The City has become home to the world’s great exchanges, and the historic system of livery companies has also undergone a great renaissance, as world expertise clusters to deliver the full range of business and trade services.

A new mixed use, super high-rise zone on the Aldgate fringe towers over the historic eastern cluster, and sensitive refurbishment of the former meat market at Smithfield is now home to the London Life Sciences Exchange. Broadgate has finally merged with the Bishopsgate Goods Yard to create the largest concentration of tech media companies in the world, with the London Tech Media Exchange at its heart.

Transport
The City of 2050 will be a City without private transportation, where underground rail, road and servicing is fully maximised releasing valuable opportunities for the creation of new public open space above – a series of linear parks providing a new inner city greenbelt. Conservation policy has remained high on the planning agenda preserving the historic City core within an intense framework of development.

The completion of Crossrail and the upgrading of the Tube stations within the Square Mile have been supplemented by other key pieces of public transport infrastructure. A series of new airport terminals in each of the new City districts provide direct links to the remote runways located in the Thames Estuary. New Crossrail lines have been completed, linking Liverpool Street with London Bridge and Moorgate with Waterloo.

Parks and cultural spaces
As the City continues to reveal more of its history the gradual restoration of the River Fleet as a major new park running from the Thames to Hampstead has now been completed, and a continuous park connects all five regenerated districts.

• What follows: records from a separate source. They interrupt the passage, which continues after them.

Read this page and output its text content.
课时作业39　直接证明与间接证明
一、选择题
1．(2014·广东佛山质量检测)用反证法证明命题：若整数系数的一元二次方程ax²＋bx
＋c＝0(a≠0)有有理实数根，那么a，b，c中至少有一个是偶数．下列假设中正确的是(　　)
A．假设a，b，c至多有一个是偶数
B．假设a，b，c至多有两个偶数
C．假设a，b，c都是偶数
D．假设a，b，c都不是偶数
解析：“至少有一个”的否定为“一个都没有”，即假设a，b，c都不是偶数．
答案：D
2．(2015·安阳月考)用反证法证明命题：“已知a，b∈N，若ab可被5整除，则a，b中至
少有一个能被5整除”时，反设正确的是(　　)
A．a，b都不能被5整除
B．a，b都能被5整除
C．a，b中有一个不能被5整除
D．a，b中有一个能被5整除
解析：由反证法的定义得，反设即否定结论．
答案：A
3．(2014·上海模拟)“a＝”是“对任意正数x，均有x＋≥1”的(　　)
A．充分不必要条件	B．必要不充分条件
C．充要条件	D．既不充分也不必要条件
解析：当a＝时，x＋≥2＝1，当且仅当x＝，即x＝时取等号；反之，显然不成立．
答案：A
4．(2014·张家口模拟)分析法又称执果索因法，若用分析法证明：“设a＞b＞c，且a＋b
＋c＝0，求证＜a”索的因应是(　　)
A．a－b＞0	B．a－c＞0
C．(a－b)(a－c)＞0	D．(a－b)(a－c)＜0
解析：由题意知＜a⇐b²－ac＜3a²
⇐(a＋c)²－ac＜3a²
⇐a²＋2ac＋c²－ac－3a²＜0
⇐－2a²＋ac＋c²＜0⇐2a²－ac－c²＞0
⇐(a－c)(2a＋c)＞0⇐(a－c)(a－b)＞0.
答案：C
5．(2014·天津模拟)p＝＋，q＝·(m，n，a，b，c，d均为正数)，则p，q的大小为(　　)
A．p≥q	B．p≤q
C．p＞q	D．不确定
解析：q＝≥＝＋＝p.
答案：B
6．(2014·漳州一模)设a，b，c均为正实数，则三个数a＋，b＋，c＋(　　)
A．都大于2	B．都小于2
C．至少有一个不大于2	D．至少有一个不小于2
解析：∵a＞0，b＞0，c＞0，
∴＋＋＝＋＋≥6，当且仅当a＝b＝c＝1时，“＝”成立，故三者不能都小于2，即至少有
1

The City is finally reconnected with its river, the barrier of Upper Thames Street, which dislocated the City from the River in the 1960’s, is finally removed and a third new linear park connects the River Fleet Park in the west to the restored moat of the Tower of London in the east. The traffic and utility infrastructure is placed below ground providing world class infrastructure that secures the City’s place as the business capital of the world.

A new and extended cultural district has been developed around the Barbican with the new London Wall Park providing a spectacular public face to this world class cultural cluster. The number of residents in the Barbican has increased to 30,000 with new high rise apartments integrated within this historic development.